VELÁZQUEZ, Diego Rodriguez de Silva y
(b. 1599, Sevilla, d. 1660, Madrid)

The Triumph of Bacchus (Los Borrachos, The Topers)

c. 1629
Oil on canvas, 165 x 225 cm
Museo del Prado, Madrid

Velázquez painted this picture of Bacchus surrounded by eight drinkers for Philip IV who hung it in his summer bedroom. The painting is not only unique in his oeuvre, but is very rare indeed in Spanish painting as a whole, which does not generally have the drinking scenes so familiar in Flemish and Netherlandish painting. Drunkenness was regarded in Spain as a contemptible vice and "borracho" (drunkard) was the most scathing of insults. At the royal court, it seems to have been considered highly entertaining to invite low-lifers from the comedy theatres and inebriate them for the amusement of the ladies. But what kind of a Wine God is this we see, crowning his followers with ivy, said to cool the heat of wine, and consorting with peasants who grin out of the painting and clearly find the spectator, that is to say the king, a very funny sight indeed? The authority of the god whose presence delights them lends them a sense of majesty as well. And in view of the delightful travesty of royal honours in which Bacchus is indulging, they too have turned the tables and are laughing in the faces of those who would laugh at them.
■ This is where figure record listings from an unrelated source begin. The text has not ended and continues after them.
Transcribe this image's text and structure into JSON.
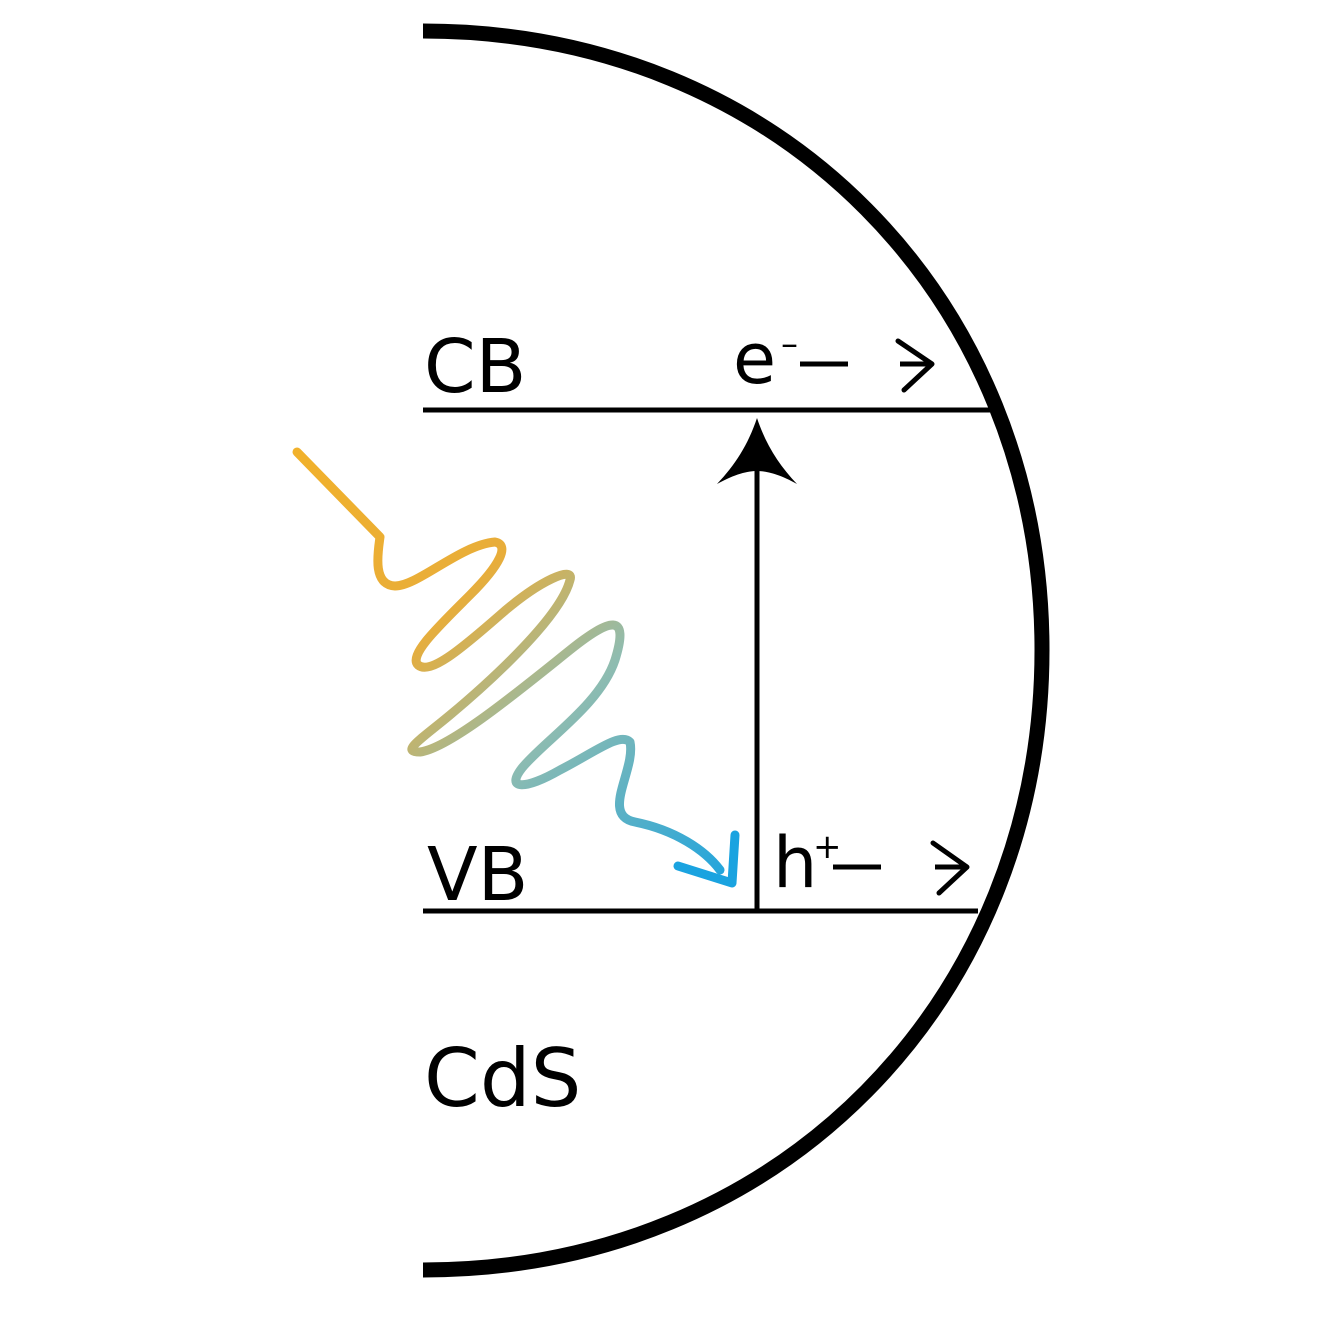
{
  "diagram": {
    "conduction_band": {
      "label": "CB"
    },
    "valence_band": {
      "label": "VB"
    },
    "material": {
      "label": "CdS"
    },
    "electron": {
      "symbol": "e",
      "charge": "–"
    },
    "hole": {
      "symbol": "h",
      "charge": "+"
    },
    "photon": {
      "color_start": "#f1b12b",
      "color_end": "#1aa3e0"
    },
    "colors": {
      "line": "#000000",
      "background": "#ffffff"
    }
  }
}
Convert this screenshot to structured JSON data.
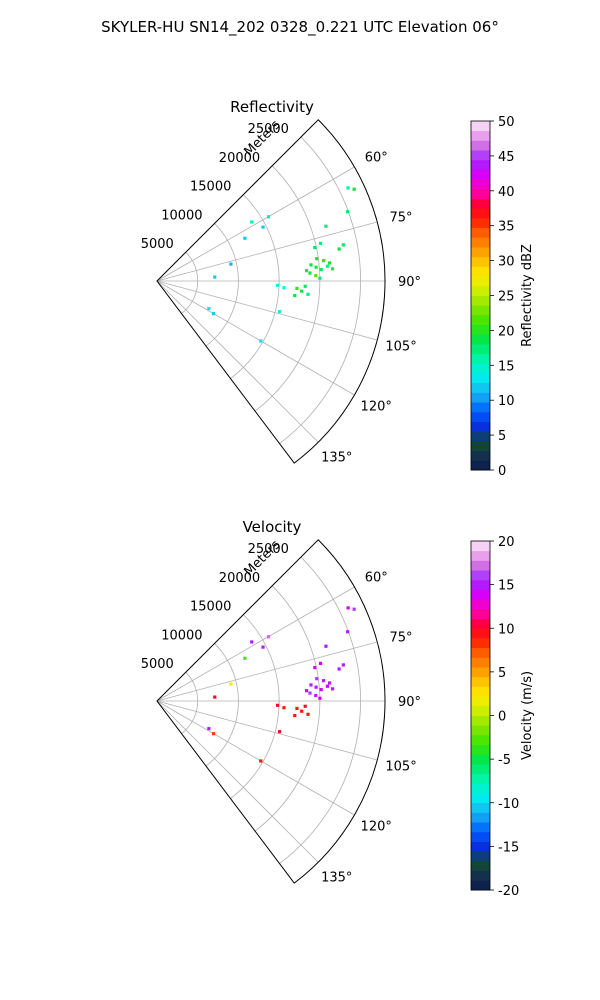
{
  "figure": {
    "suptitle": "SKYLER-HU  SN14_202  0328_0.221 UTC Elevation 06°"
  },
  "chart_data": [
    {
      "type": "polar-sector",
      "title": "Reflectivity",
      "radial_label": "Meters",
      "radial_ticks": [
        5000,
        10000,
        15000,
        20000,
        25000
      ],
      "radial_max": 28000,
      "azimuth_range_deg": [
        45,
        143
      ],
      "azimuth_ticks_deg": [
        60,
        75,
        90,
        105,
        120,
        135
      ],
      "azimuth_labels": [
        "60°",
        "75°",
        "90°",
        "105°",
        "120°",
        "135°"
      ],
      "grid": true,
      "colorbar": {
        "label": "Reflectivity dBZ",
        "min": 0,
        "max": 50,
        "ticks": [
          0,
          5,
          10,
          15,
          20,
          25,
          30,
          35,
          40,
          45,
          50
        ]
      },
      "points": [
        {
          "az": 84,
          "r": 19000,
          "v": 19
        },
        {
          "az": 85,
          "r": 19600,
          "v": 20
        },
        {
          "az": 86,
          "r": 20200,
          "v": 18
        },
        {
          "az": 83,
          "r": 20600,
          "v": 21
        },
        {
          "az": 87,
          "r": 18800,
          "v": 19
        },
        {
          "az": 85,
          "r": 21000,
          "v": 17
        },
        {
          "az": 88,
          "r": 19500,
          "v": 22
        },
        {
          "az": 86,
          "r": 18400,
          "v": 18
        },
        {
          "az": 84,
          "r": 21300,
          "v": 20
        },
        {
          "az": 82,
          "r": 19800,
          "v": 19
        },
        {
          "az": 89,
          "r": 20000,
          "v": 17
        },
        {
          "az": 86,
          "r": 21600,
          "v": 18
        },
        {
          "az": 93,
          "r": 17200,
          "v": 20
        },
        {
          "az": 94,
          "r": 17800,
          "v": 19
        },
        {
          "az": 92,
          "r": 18200,
          "v": 18
        },
        {
          "az": 95,
          "r": 18600,
          "v": 17
        },
        {
          "az": 96,
          "r": 17000,
          "v": 19
        },
        {
          "az": 93,
          "r": 15600,
          "v": 14
        },
        {
          "az": 92,
          "r": 14800,
          "v": 14
        },
        {
          "az": 78,
          "r": 19800,
          "v": 18
        },
        {
          "az": 77,
          "r": 20600,
          "v": 17
        },
        {
          "az": 80,
          "r": 22700,
          "v": 19
        },
        {
          "az": 79,
          "r": 23300,
          "v": 18
        },
        {
          "az": 72,
          "r": 21800,
          "v": 17
        },
        {
          "az": 70,
          "r": 24900,
          "v": 18
        },
        {
          "az": 64,
          "r": 26100,
          "v": 16
        },
        {
          "az": 65,
          "r": 26700,
          "v": 19
        },
        {
          "az": 60,
          "r": 15800,
          "v": 16
        },
        {
          "az": 58,
          "r": 13700,
          "v": 15
        },
        {
          "az": 64,
          "r": 12000,
          "v": 12
        },
        {
          "az": 63,
          "r": 14600,
          "v": 12
        },
        {
          "az": 77,
          "r": 9300,
          "v": 11
        },
        {
          "az": 86,
          "r": 7100,
          "v": 12
        },
        {
          "az": 118,
          "r": 7200,
          "v": 13
        },
        {
          "az": 120,
          "r": 8000,
          "v": 12
        },
        {
          "az": 120,
          "r": 14700,
          "v": 13
        },
        {
          "az": 104,
          "r": 15500,
          "v": 14
        }
      ]
    },
    {
      "type": "polar-sector",
      "title": "Velocity",
      "radial_label": "Meters",
      "radial_ticks": [
        5000,
        10000,
        15000,
        20000,
        25000
      ],
      "radial_max": 28000,
      "azimuth_range_deg": [
        45,
        143
      ],
      "azimuth_ticks_deg": [
        60,
        75,
        90,
        105,
        120,
        135
      ],
      "azimuth_labels": [
        "60°",
        "75°",
        "90°",
        "105°",
        "120°",
        "135°"
      ],
      "grid": true,
      "colorbar": {
        "label": "Velocity (m/s)",
        "min": -20,
        "max": 20,
        "ticks": [
          -20,
          -15,
          -10,
          -5,
          0,
          5,
          10,
          15,
          20
        ]
      },
      "points": [
        {
          "az": 84,
          "r": 19000,
          "v": 15
        },
        {
          "az": 85,
          "r": 19600,
          "v": 15
        },
        {
          "az": 86,
          "r": 20200,
          "v": 14
        },
        {
          "az": 83,
          "r": 20600,
          "v": 15
        },
        {
          "az": 87,
          "r": 18800,
          "v": 16
        },
        {
          "az": 85,
          "r": 21000,
          "v": 14
        },
        {
          "az": 88,
          "r": 19500,
          "v": 15
        },
        {
          "az": 86,
          "r": 18400,
          "v": 14
        },
        {
          "az": 84,
          "r": 21300,
          "v": 15
        },
        {
          "az": 82,
          "r": 19800,
          "v": 16
        },
        {
          "az": 89,
          "r": 20000,
          "v": 14
        },
        {
          "az": 86,
          "r": 21600,
          "v": 15
        },
        {
          "az": 93,
          "r": 17200,
          "v": 9
        },
        {
          "az": 94,
          "r": 17800,
          "v": 9
        },
        {
          "az": 92,
          "r": 18200,
          "v": 10
        },
        {
          "az": 95,
          "r": 18600,
          "v": 9
        },
        {
          "az": 96,
          "r": 17000,
          "v": 9
        },
        {
          "az": 93,
          "r": 15600,
          "v": 9
        },
        {
          "az": 92,
          "r": 14800,
          "v": 10
        },
        {
          "az": 78,
          "r": 19800,
          "v": 15
        },
        {
          "az": 77,
          "r": 20600,
          "v": 14
        },
        {
          "az": 80,
          "r": 22700,
          "v": 15
        },
        {
          "az": 79,
          "r": 23300,
          "v": 15
        },
        {
          "az": 72,
          "r": 21800,
          "v": 15
        },
        {
          "az": 70,
          "r": 24900,
          "v": 15
        },
        {
          "az": 64,
          "r": 26100,
          "v": 14
        },
        {
          "az": 65,
          "r": 26700,
          "v": 16
        },
        {
          "az": 60,
          "r": 15800,
          "v": 17
        },
        {
          "az": 58,
          "r": 13700,
          "v": 15
        },
        {
          "az": 64,
          "r": 12000,
          "v": -3
        },
        {
          "az": 63,
          "r": 14600,
          "v": 15
        },
        {
          "az": 77,
          "r": 9300,
          "v": 2
        },
        {
          "az": 86,
          "r": 7100,
          "v": 10
        },
        {
          "az": 118,
          "r": 7200,
          "v": 15
        },
        {
          "az": 120,
          "r": 8000,
          "v": 8
        },
        {
          "az": 120,
          "r": 14700,
          "v": 9
        },
        {
          "az": 104,
          "r": 15500,
          "v": 10
        }
      ]
    }
  ]
}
As only Caravaggio before him, Velázquez has portrayed Bacchus (or rather Dionysos) as the God of the mask, the theatre and disguise.

It was thought in the nineteenth century that this was a realistic scene showing a country festival, and the picture was given the title The Topers. The painting was damaged in the fire that destroyed the royal palace in Madrid in 1734, and the left half of the god's face has been much restored.